Birinci Beş Yıllık Sanayileşme Planı döneminde devletin kıt imkânlarıyla o dönemlerde ekonomik büyüklükte olan çok sayıda sanayi tesisi kuruldu. Üretime başladı.

Bunların başlıcaları; Gemlik Suni (Sung) İpek Fabrikası, Isparta Gülyağı Fabrikası, İzmit Kibrit Asidi Fabrikası, Zonguldak Seramik Fabrikası, Paşabahçe Şişe ve Cam Fabrikası, Çimento Fabrikası, Karabük Demir Çelik Kombinası, İzmit Kağıt ve Selüloz Tesisleri, Keçiborlu Kükürt Tesisleri, Bakırköy Pamuklu Dokuma Fabrikası, Kayseri Pamuklu Dokuma Fabrikası, Nazilli Pamuklu Dokuma Fabrikası, Malatya İplik ve Dokuma Fabrikası, Iğdır İplik Fabrikası, Bursa Merinos Kamgarn Mensucat Fabrikası, Kastamonu Kendir Sanayi Fabrikası'dır.

Bunlar devletin kıt imkânlarıyla kurulan sanayi tesisleridir. Tarım alanında da devlet üretimi artırmak, tarımı yapılandırmak için devlet üretme çiftlikleri kurdu. Devlet üretme çiftlikleri örnek tarım işletmeleri olmaları yanında tohum ve damızlık üretimini de başlattı.

Bu tesisler sadece üretim gerçekleştirmiyor, bulundukları yörede sosyal gelişmeyi de sağlıyordu.
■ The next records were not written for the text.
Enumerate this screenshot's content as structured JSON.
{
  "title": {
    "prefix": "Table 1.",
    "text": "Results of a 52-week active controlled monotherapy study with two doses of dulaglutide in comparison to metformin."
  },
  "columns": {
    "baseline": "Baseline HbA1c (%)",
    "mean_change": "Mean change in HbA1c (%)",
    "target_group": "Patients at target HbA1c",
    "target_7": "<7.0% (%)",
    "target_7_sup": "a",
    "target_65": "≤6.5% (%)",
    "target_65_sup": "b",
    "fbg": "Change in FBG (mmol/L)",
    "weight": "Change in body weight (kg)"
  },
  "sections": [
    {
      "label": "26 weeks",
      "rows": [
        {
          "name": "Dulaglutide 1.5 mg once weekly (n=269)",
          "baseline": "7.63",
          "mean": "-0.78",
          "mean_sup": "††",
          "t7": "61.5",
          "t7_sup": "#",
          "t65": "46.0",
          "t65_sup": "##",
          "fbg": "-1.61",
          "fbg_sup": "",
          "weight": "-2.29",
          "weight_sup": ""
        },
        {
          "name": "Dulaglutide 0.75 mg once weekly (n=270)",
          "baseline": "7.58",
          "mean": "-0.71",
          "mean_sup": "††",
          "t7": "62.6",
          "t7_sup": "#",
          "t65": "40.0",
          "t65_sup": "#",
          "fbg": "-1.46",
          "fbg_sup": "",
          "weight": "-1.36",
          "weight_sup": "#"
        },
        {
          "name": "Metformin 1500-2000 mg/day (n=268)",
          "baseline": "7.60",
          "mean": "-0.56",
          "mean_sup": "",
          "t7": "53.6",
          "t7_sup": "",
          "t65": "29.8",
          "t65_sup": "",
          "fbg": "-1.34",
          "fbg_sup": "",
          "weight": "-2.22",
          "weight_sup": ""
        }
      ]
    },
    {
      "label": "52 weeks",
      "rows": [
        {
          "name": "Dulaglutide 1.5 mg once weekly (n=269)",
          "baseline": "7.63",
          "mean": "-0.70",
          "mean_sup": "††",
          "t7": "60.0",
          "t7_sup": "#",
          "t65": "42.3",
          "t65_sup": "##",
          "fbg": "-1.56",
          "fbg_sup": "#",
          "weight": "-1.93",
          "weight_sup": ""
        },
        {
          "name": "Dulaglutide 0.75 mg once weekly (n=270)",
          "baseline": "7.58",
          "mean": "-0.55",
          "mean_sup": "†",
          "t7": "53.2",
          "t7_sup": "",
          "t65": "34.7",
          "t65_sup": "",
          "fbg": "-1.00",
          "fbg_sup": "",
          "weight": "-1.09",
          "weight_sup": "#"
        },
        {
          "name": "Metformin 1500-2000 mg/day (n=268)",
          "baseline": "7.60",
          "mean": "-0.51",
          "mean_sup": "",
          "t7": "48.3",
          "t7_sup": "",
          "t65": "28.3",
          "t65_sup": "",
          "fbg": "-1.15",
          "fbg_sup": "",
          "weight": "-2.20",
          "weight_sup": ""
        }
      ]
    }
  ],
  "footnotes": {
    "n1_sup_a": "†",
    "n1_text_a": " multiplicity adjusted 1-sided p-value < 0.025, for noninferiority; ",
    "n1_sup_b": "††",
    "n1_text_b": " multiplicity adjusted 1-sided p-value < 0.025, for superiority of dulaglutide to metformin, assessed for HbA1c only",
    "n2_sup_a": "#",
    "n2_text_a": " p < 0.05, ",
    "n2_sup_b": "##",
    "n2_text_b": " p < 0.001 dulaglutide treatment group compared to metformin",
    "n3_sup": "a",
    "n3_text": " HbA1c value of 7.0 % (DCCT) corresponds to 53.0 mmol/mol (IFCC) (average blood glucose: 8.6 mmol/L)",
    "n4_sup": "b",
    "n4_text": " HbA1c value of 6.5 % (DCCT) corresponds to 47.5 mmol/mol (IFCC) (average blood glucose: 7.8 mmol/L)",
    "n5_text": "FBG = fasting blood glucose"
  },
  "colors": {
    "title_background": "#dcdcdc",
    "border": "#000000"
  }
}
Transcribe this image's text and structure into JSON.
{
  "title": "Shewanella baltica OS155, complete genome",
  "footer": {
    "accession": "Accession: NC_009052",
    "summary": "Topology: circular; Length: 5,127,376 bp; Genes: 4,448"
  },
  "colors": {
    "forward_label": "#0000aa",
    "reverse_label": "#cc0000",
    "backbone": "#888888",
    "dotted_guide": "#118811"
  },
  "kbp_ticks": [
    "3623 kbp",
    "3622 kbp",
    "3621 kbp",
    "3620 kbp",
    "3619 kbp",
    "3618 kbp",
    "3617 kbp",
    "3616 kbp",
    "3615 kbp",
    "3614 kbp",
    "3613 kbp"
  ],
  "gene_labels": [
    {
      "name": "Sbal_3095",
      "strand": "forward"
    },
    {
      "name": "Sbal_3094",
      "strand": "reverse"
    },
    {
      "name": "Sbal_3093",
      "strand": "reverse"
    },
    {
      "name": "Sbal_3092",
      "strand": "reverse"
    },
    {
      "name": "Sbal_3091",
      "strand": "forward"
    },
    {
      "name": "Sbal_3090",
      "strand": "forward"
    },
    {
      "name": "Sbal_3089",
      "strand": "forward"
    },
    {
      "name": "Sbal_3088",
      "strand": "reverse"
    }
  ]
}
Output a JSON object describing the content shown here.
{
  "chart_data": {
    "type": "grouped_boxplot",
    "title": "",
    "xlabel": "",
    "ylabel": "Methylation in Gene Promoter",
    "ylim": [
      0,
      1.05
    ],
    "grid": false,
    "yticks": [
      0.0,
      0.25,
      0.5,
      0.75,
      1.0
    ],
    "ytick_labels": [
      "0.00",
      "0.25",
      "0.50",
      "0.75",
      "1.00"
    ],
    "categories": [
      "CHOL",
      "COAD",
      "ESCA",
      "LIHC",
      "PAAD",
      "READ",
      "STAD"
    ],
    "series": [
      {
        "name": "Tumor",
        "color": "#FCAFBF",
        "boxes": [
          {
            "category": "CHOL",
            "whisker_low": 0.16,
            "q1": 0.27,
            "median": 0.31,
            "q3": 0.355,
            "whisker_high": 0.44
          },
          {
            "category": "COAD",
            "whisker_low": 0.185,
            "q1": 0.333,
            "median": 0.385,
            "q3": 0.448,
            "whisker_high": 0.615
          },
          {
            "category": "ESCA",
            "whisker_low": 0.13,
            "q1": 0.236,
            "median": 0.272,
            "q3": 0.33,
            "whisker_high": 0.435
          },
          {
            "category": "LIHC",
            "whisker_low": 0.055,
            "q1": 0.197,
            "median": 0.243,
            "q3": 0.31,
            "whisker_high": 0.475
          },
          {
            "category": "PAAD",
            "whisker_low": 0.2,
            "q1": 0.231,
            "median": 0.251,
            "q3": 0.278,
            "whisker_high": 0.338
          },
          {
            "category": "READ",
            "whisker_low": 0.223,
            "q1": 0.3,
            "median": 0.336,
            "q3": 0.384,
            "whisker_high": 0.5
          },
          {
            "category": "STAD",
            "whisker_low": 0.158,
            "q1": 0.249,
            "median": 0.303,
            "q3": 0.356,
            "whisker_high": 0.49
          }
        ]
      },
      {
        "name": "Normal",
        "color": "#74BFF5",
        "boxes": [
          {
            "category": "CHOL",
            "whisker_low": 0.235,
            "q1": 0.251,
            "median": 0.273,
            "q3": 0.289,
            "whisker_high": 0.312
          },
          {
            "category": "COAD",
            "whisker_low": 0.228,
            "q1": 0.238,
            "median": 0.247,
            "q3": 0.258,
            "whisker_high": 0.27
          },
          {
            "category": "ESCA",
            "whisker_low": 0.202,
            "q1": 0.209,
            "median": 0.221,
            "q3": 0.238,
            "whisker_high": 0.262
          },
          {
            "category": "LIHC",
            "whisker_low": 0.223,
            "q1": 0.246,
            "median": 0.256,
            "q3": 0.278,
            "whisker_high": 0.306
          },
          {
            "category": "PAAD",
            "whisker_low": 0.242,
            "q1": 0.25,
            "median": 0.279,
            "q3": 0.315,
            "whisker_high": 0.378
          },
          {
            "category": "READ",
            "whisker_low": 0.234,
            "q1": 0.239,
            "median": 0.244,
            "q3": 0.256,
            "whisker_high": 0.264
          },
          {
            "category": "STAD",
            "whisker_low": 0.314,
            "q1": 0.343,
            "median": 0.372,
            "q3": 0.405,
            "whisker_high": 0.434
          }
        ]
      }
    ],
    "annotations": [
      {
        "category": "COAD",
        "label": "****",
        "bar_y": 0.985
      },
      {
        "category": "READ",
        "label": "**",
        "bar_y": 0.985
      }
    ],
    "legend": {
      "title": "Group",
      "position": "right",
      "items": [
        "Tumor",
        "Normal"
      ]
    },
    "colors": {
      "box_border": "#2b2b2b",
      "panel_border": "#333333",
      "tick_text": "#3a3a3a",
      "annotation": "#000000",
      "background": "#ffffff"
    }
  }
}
Bugün özel sektördeki gelişmenin arkasında bu sanayi tesislerinin ve tarım işletmelerinin oluşturduğu alt yapı vardır.

Bugün geldiğimiz nokta ise Mustafa Kemal'in Cumhuriyet döneminde başlatılan sanayi devriminde ülkenin değişik yerlerinde faaliyete geçen fabrikaların çoğu özelleştirildikten sonra kapatıldı. Makineleri satıldı. Binaları yıkıldı...

Ama ortada değişmeyen ve bugün halen geçerli olan bir gerçek var. Mustafa Kemal bu ülkenin, bu halkın kötü kaderini değiştirdi. Sadece Cumhuriyet yönetimi ile parlamenter sistemi yerleştirmedi, Cumhuriyet döneminde uyguladığı ekonomi politikaları bu ülkede sanayileşmenin ve tarımdaki gelişmenin temelini oluşturdu. 99 ncu yılını kutladığımız Bugün bir kez daha minnet ve dualarımızı iletiyorum.

Bu duygu ve düşünceler ile 29 Ekim Cumhuriyet bayramını yürekten coşku ile kutluyor olmanın gurur ile herkese sevgi saygı ve selamlarımı iletiyorum. Cumhuriyetle kalın sağlıcakla kalın.